Mareano uses vessels belonging to the Institute of Marine Research to map the seabed. We gather sediment samples with different types of tools such as grab, sled and beam trawls, and use video cameras to film the seabed and what lives there. In addition, we use modern multi-beam echo sounders. With this information, we can construct various types of maps, including computer-modelled biotopes. From a global perspective, the Mareano Project is one of the most comprehensive of its kind. After 10 years, including 3½ years at sea, we have filled more than 4 000 pails and buckets with bottom samples, published two books and about 60 internationally peer reviewed papers, and registered 2 415 different species and taxa of macro- and megafauna. (In this context “macro” means larger than 1 mm and “mega” larger than 5 cm.) Scientists from Norway and abroad, who have borrowed material from Mareano’s fauna collection at the University Museum of Bergen, have described some ten species that are new to science, and several other unknown species are next in line.

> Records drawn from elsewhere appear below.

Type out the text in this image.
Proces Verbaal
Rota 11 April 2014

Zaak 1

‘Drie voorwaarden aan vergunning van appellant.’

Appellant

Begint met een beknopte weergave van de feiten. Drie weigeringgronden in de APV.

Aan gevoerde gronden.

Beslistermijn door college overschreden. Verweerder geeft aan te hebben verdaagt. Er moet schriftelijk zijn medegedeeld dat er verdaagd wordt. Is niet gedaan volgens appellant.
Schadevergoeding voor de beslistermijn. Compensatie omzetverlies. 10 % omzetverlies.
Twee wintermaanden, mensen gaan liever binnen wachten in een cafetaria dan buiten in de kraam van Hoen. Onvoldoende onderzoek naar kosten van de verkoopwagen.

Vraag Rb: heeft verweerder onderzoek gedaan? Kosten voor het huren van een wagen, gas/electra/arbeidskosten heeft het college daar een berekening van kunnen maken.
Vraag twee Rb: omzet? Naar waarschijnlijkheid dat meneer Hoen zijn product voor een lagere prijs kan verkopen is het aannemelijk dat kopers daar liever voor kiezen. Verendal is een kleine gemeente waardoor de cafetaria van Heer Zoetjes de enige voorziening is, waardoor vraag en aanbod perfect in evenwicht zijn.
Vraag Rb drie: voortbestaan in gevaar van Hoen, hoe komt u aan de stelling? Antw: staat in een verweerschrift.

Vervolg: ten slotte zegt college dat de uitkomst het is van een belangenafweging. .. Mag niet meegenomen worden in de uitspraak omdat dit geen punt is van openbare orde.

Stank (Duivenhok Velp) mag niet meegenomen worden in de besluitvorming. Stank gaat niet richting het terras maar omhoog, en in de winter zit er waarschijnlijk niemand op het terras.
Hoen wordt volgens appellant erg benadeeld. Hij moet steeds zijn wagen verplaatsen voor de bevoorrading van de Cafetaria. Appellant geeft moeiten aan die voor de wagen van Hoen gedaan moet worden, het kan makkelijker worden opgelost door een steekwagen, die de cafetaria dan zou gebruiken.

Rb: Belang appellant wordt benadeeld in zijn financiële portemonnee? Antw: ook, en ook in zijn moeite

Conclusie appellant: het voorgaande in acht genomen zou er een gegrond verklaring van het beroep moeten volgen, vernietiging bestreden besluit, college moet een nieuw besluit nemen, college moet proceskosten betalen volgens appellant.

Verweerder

Seven-league steps in the right direction
One of the objectives from the Rio Conference is to ensure sufficient knowledge about ecosystems to predict the effects of human activities on nature. This is the key to holistic and sustainable management – that is, ecosystem-based management – of marine resources. In this way, instead of being caught off guard by unforeseen negative effects, we can take
preventive measures. Effective prevention may often make human activities justifiable. Commercial fishing is an example: the harvest of fish is compensated by biological monitoring and a controlled by a strictly enforced quota system. The effects of ongoing climate change are apparent in northern waters. Higher temperatures have been registered in the Barents Sea over the last decades. Climate effects have been detected in shallow benthic fauna communities near Svalbard, and the geographical range of several fish species has expanded into arctic waters east of Svalbard.
It is therefore more important than ever to follow up the objectives of the Rio Convention regarding knowledge-based, sustainable management – both to be able to implement preventive measures in untouched sea areas, and to implement measures in waters that have already suffered negative effects. The Mareano Project represents a seven-league step towards achieving this objective. We combine skilled experts and modern technology such as video recordings, measurements with multi-beam echo sounders, computer visualisation and modelling, electron microscopy, DNA sequencing and other tools. The unique multidisciplinary collaboration adds weight to Mareano’s mapping and provides commercial stakeholders, scientists, environmental managers and others with new knowledge. Mareano gives a voice to the benthic fauna and lets them tell us what is happening below the surface of the ocean.